“When we look at how healthcare reform is impacting the future and how we forecast what the future will look like, it is tremendously important for healthcare organizations to partner,” said Erin Inman, director of Healthier Communities, a department of Spectrum Health, a five-hospital not-for-profit system based in Grand Rapids, Mich. “The delivery of healthcare is going to change. We need to be creative, we need to be innovative,” Inman said.
Spectrum created formal partnerships with health departments in five counties when working on its community health needs assessments and action plans, she said. But Spectrum also has a number of other partnerships with varying degrees of formality.
The struggling economy also has effectively pushed hospitals into a greater relative role because the protracted downturn hit county health departments harder than hospitals, said Glen Mays, the F. Douglas Scutchfield endowed professor in health services and systems research at the University of Kentucky College of Public Health, Lexington. Researchers found that spending by government public health departments fell about 10% between 2006 and 2012, while hospital spending fell only about 5%.
Hurricane Isaac in August of last year helped spur healthcare community players in the New Orleans area to work more collaboratively, said Dr. Karen DeSalvo, health commissioner for the city. The storm caused a five-day power outage that demonstrated the region needed a better way to track people who might need special assistance or be moved into the city's medical special needs shelter, DeSalvo said.
As a result, a public-private partnership was formed to tackle the issue of better identifying high-risk patients. The storm proved the city's passively collected registry of names to be incomplete. “There were a lot of people that I didn't know about,” DeSalvo said.
DeSalvo said the partnership is trying to figure out how to legally use electronic health-record systems in the region to know who relies on an oxygen diffuser during a power failure or who can't get around easily. It's not clear yet what information would be used and how to get permission. “I don't need to know why you're in a wheelchair, I just need to know that you're in a wheelchair,” DeSalvo said.
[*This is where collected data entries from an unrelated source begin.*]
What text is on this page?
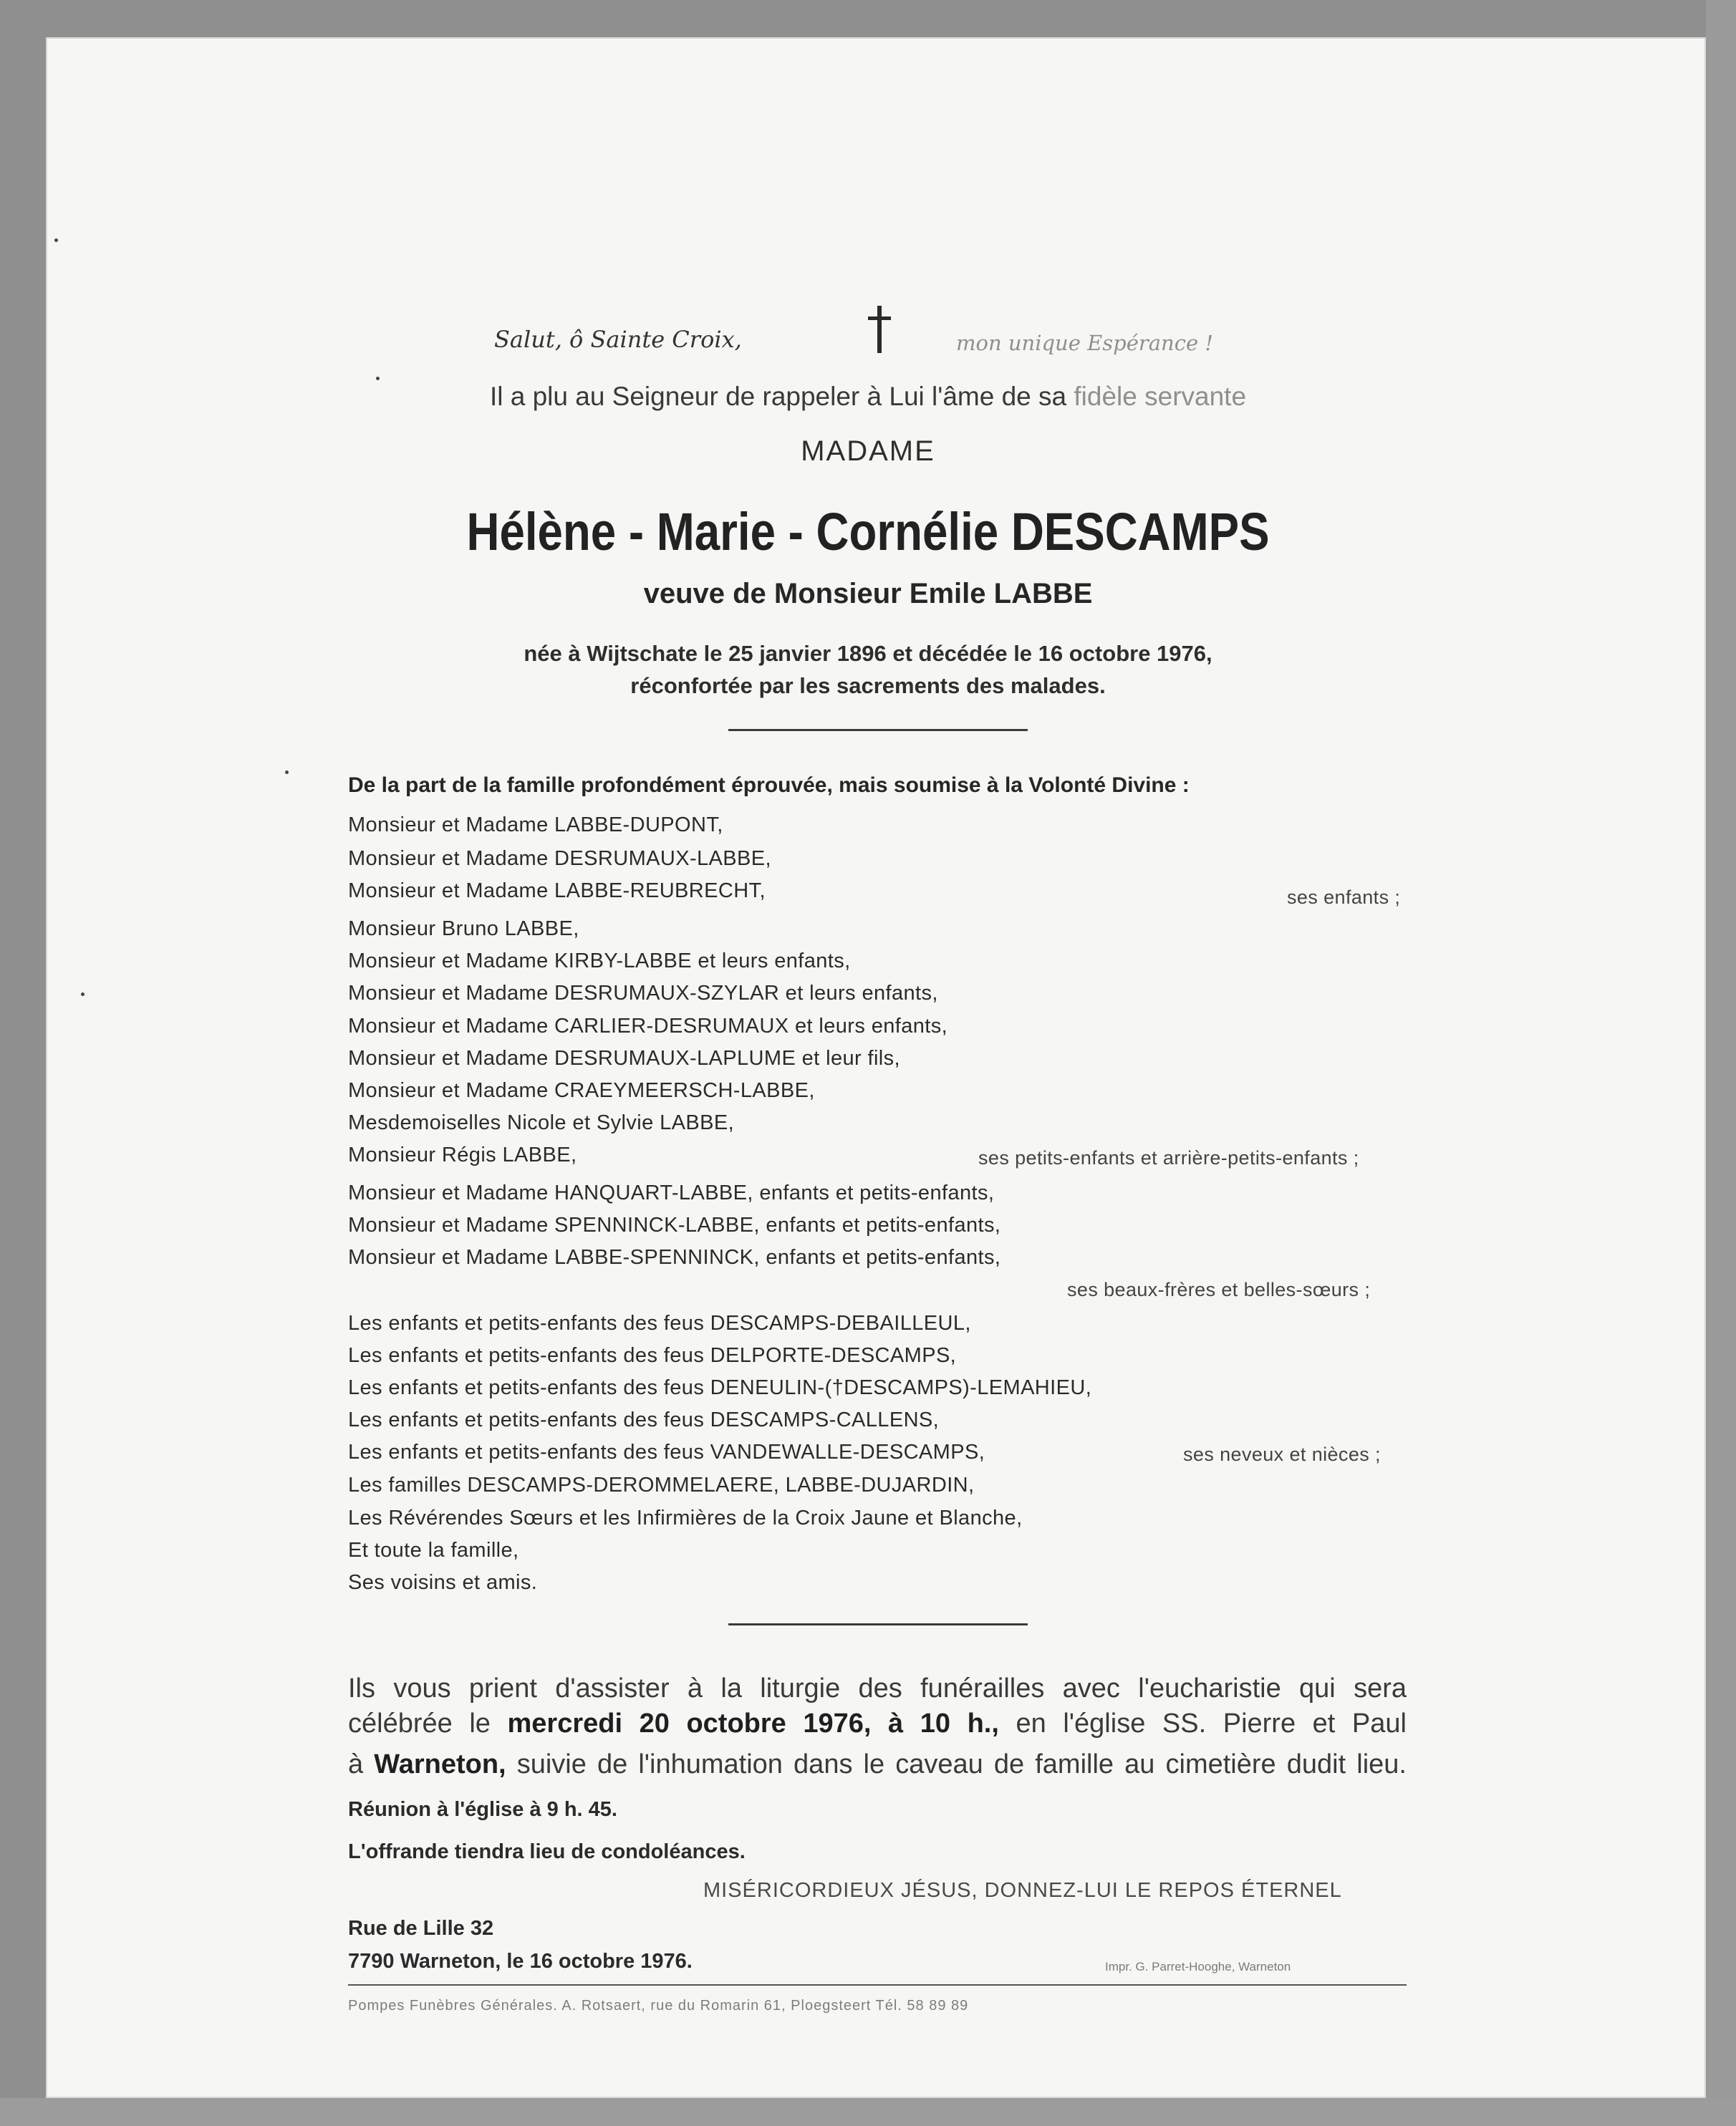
Salut, ô Sainte Croix,	mon unique Espérance !
Il a plu au Seigneur de rappeler à Lui l'âme de sa fidèle servante
MADAME
Hélène - Marie - Cornélie DESCAMPS
veuve de Monsieur Emile LABBE
née à Wijtschate le 25 janvier 1896 et décédée le 16 octobre 1976,
réconfortée par les sacrements des malades.
De la part de la famille profondément éprouvée, mais soumise à la Volonté Divine :
Monsieur et Madame LABBE-DUPONT,
Monsieur et Madame DESRUMAUX-LABBE,
Monsieur et Madame LABBE-REUBRECHT,	ses enfants ;
Monsieur Bruno LABBE,
Monsieur et Madame KIRBY-LABBE et leurs enfants,
Monsieur et Madame DESRUMAUX-SZYLAR et leurs enfants,
Monsieur et Madame CARLIER-DESRUMAUX et leurs enfants,
Monsieur et Madame DESRUMAUX-LAPLUME et leur fils,
Monsieur et Madame CRAEYMEERSCH-LABBE,
Mesdemoiselles Nicole et Sylvie LABBE,
Monsieur Régis LABBE,	ses petits-enfants et arrière-petits-enfants ;
Monsieur et Madame HANQUART-LABBE, enfants et petits-enfants,
Monsieur et Madame SPENNINCK-LABBE, enfants et petits-enfants,
Monsieur et Madame LABBE-SPENNINCK, enfants et petits-enfants,
ses beaux-frères et belles-sœurs ;
Les enfants et petits-enfants des feus DESCAMPS-DEBAILLEUL,
Les enfants et petits-enfants des feus DELPORTE-DESCAMPS,
Les enfants et petits-enfants des feus DENEULIN-(†DESCAMPS)-LEMAHIEU,
Les enfants et petits-enfants des feus DESCAMPS-CALLENS,
Les enfants et petits-enfants des feus VANDEWALLE-DESCAMPS,	ses neveux et nièces ;
Les familles DESCAMPS-DEROMMELAERE, LABBE-DUJARDIN,
Les Révérendes Sœurs et les Infirmières de la Croix Jaune et Blanche,
Et toute la famille,
Ses voisins et amis.
Ils vous prient d'assister à la liturgie des funérailles avec l'eucharistie qui sera
célébrée le mercredi 20 octobre 1976, à 10 h., en l'église SS. Pierre et Paul
à Warneton, suivie de l'inhumation dans le caveau de famille au cimetière dudit lieu.
Réunion à l'église à 9 h. 45.
L'offrande tiendra lieu de condoléances.
MISÉRICORDIEUX JÉSUS, DONNEZ-LUI LE REPOS ÉTERNEL
Rue de Lille 32
7790 Warneton, le 16 octobre 1976.	Impr. G. Parret-Hooghe, Warneton
Pompes Funèbres Générales. A. Rotsaert, rue du Romarin 61, Ploegsteert Tél. 58 89 89
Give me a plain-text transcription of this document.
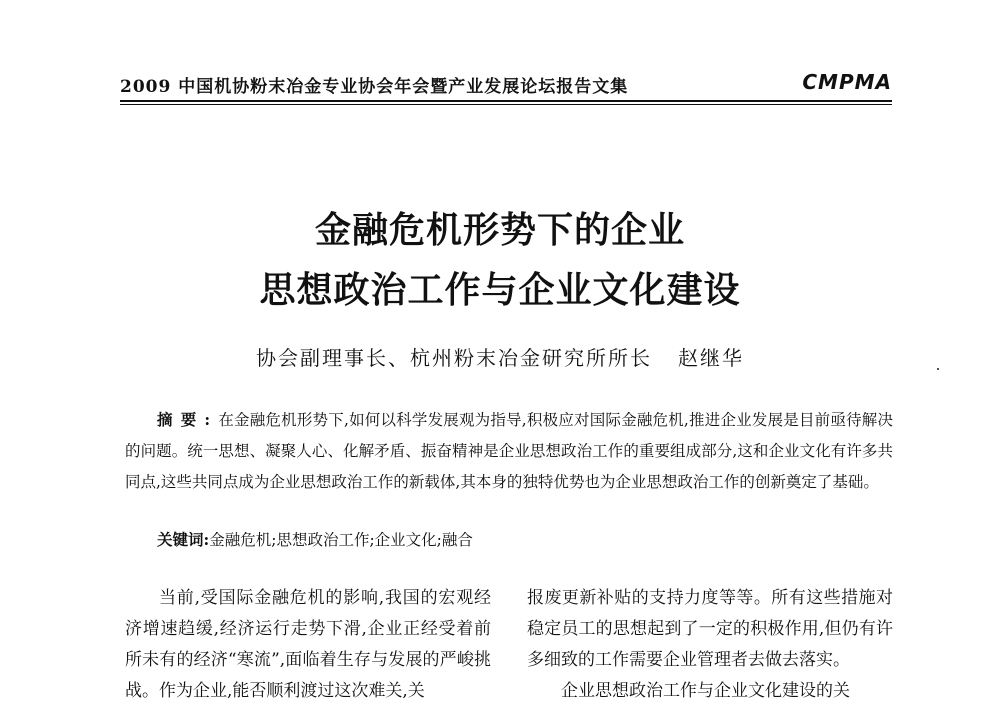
2009 中国机协粉末冶金专业协会年会暨产业发展论坛报告文集	CMPMA
金融危机形势下的企业
思想政治工作与企业文化建设
协会副理事长、杭州粉末冶金研究所所长 赵继华
摘要:在金融危机形势下,如何以科学发展观为指导,积极应对国际金融危机,推进企业发展是目前亟待解决的问题。统一思想、凝聚人心、化解矛盾、振奋精神是企业思想政治工作的重要组成部分,这和企业文化有许多共同点,这些共同点成为企业思想政治工作的新载体,其本身的独特优势也为企业思想政治工作的创新奠定了基础。
关键词:金融危机;思想政治工作;企业文化;融合

当前,受国际金融危机的影响,我国的宏观经济增速趋缓,经济运行走势下滑,企业正经受着前所未有的经济“寒流”,面临着生存与发展的严峻挑战。作为企业,能否顺利渡过这次难关,关

报废更新补贴的支持力度等等。所有这些措施对稳定员工的思想起到了一定的积极作用,但仍有许多细致的工作需要企业管理者去做去落实。

企业思想政治工作与企业文化建设的关
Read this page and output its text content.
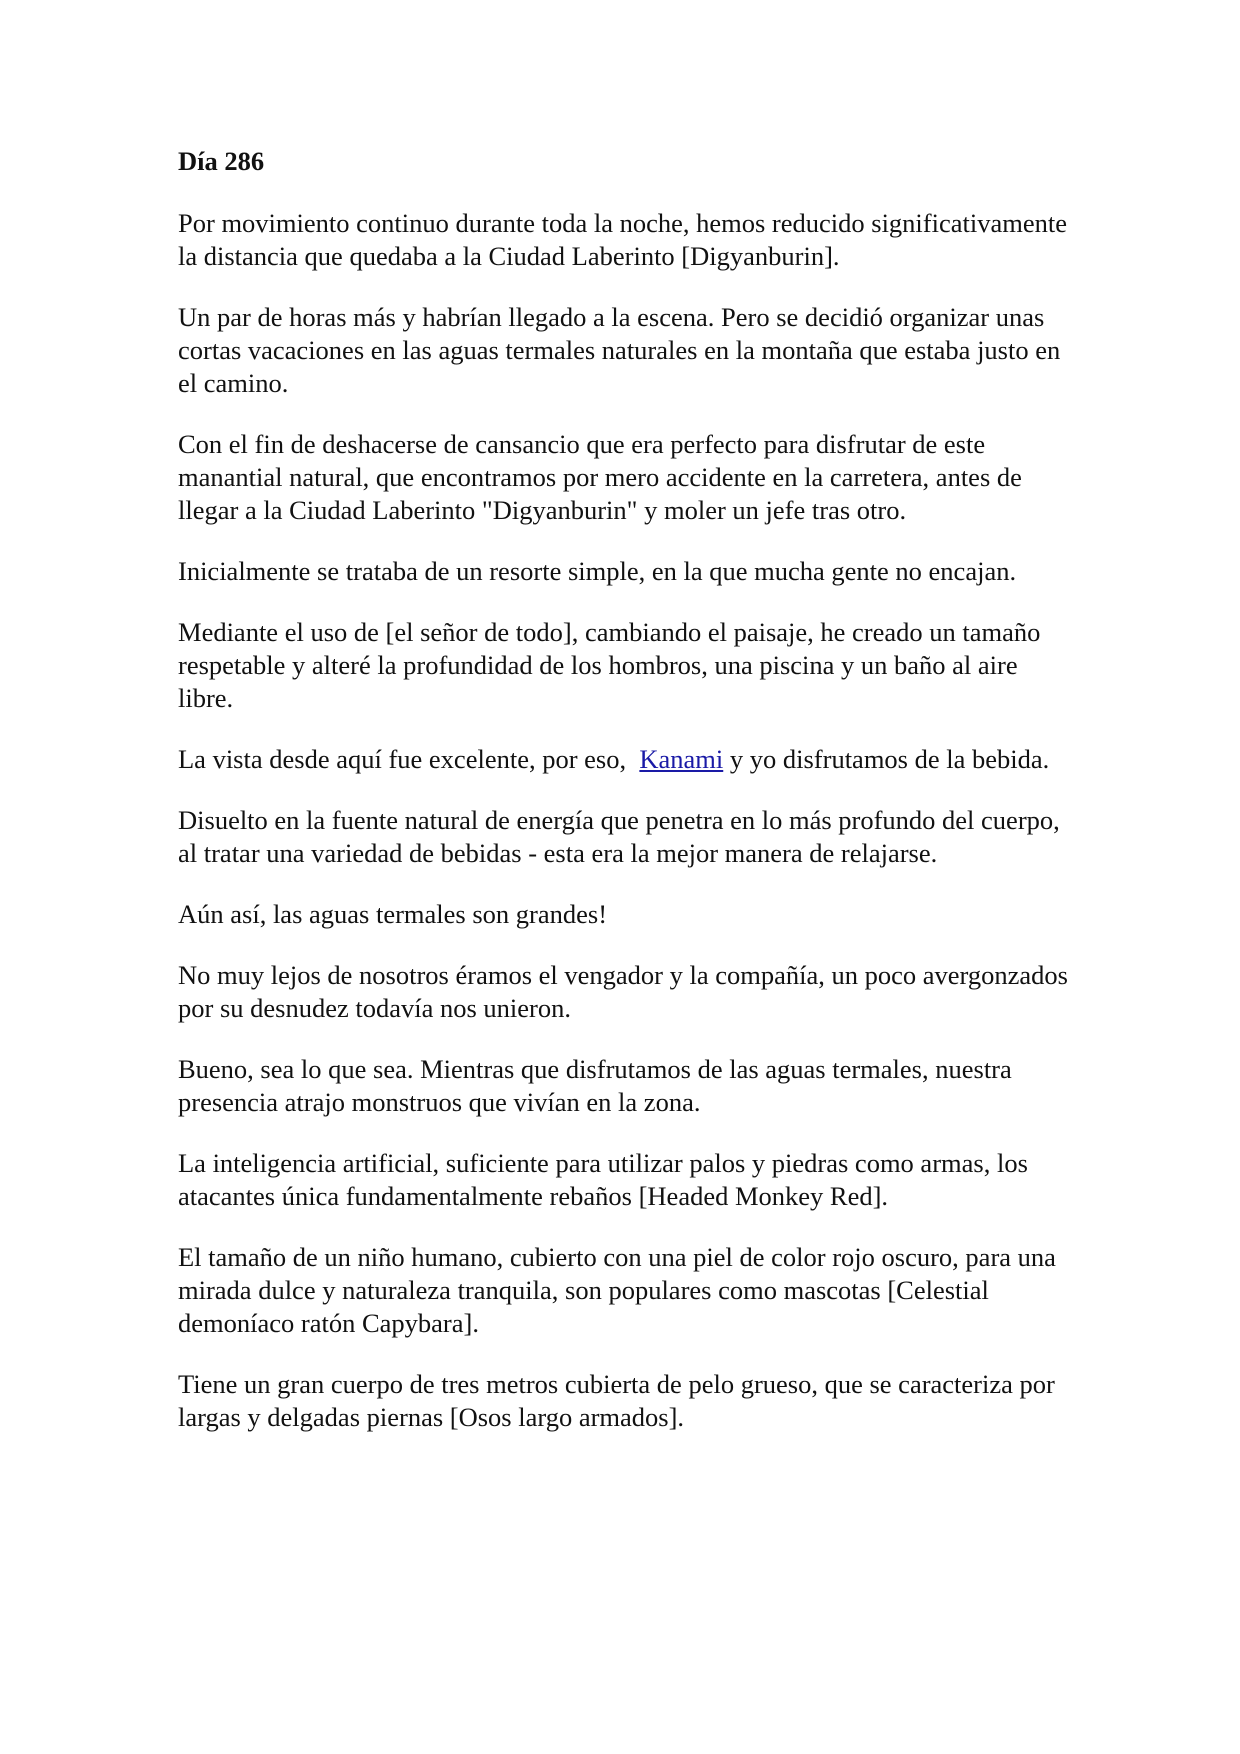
Día 286

Por movimiento continuo durante toda la noche, hemos reducido significativamente la distancia que quedaba a la Ciudad Laberinto [Digyanburin].

Un par de horas más y habrían llegado a la escena. Pero se decidió organizar unas cortas vacaciones en las aguas termales naturales en la montaña que estaba justo en el camino.

Con el fin de deshacerse de cansancio que era perfecto para disfrutar de este manantial natural, que encontramos por mero accidente en la carretera, antes de llegar a la Ciudad Laberinto "Digyanburin" y moler un jefe tras otro.

Inicialmente se trataba de un resorte simple, en la que mucha gente no encajan.

Mediante el uso de [el señor de todo], cambiando el paisaje, he creado un tamaño respetable y alteré la profundidad de los hombros, una piscina y un baño al aire libre.

La vista desde aquí fue excelente, por eso,  Kanami y yo disfrutamos de la bebida.

Disuelto en la fuente natural de energía que penetra en lo más profundo del cuerpo, al tratar una variedad de bebidas - esta era la mejor manera de relajarse.

Aún así, las aguas termales son grandes!

No muy lejos de nosotros éramos el vengador y la compañía, un poco avergonzados por su desnudez todavía nos unieron.

Bueno, sea lo que sea. Mientras que disfrutamos de las aguas termales, nuestra presencia atrajo monstruos que vivían en la zona.

La inteligencia artificial, suficiente para utilizar palos y piedras como armas, los atacantes única fundamentalmente rebaños [Headed Monkey Red].

El tamaño de un niño humano, cubierto con una piel de color rojo oscuro, para una mirada dulce y naturaleza tranquila, son populares como mascotas [Celestial demoníaco ratón Capybara].

Tiene un gran cuerpo de tres metros cubierta de pelo grueso, que se caracteriza por largas y delgadas piernas [Osos largo armados].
Meanwhile, a nascent effort to accredit public health departments by the not-for-profit Public Health Accreditation Board, which requires departments to conduct assessments and craft improvement plans, is another factor pushing hospitals and health departments to work together more closely, said Kaye Bender, the board's president and CEO.
But the reform law's emphasis on improving population health will be the primary force driving different players in the community together, said Michael Stoto, professor of health systems administration and population health at Georgetown University, and a senior scholar in residence at research-focused AcademyHealth. “I think it's the wave of the future.”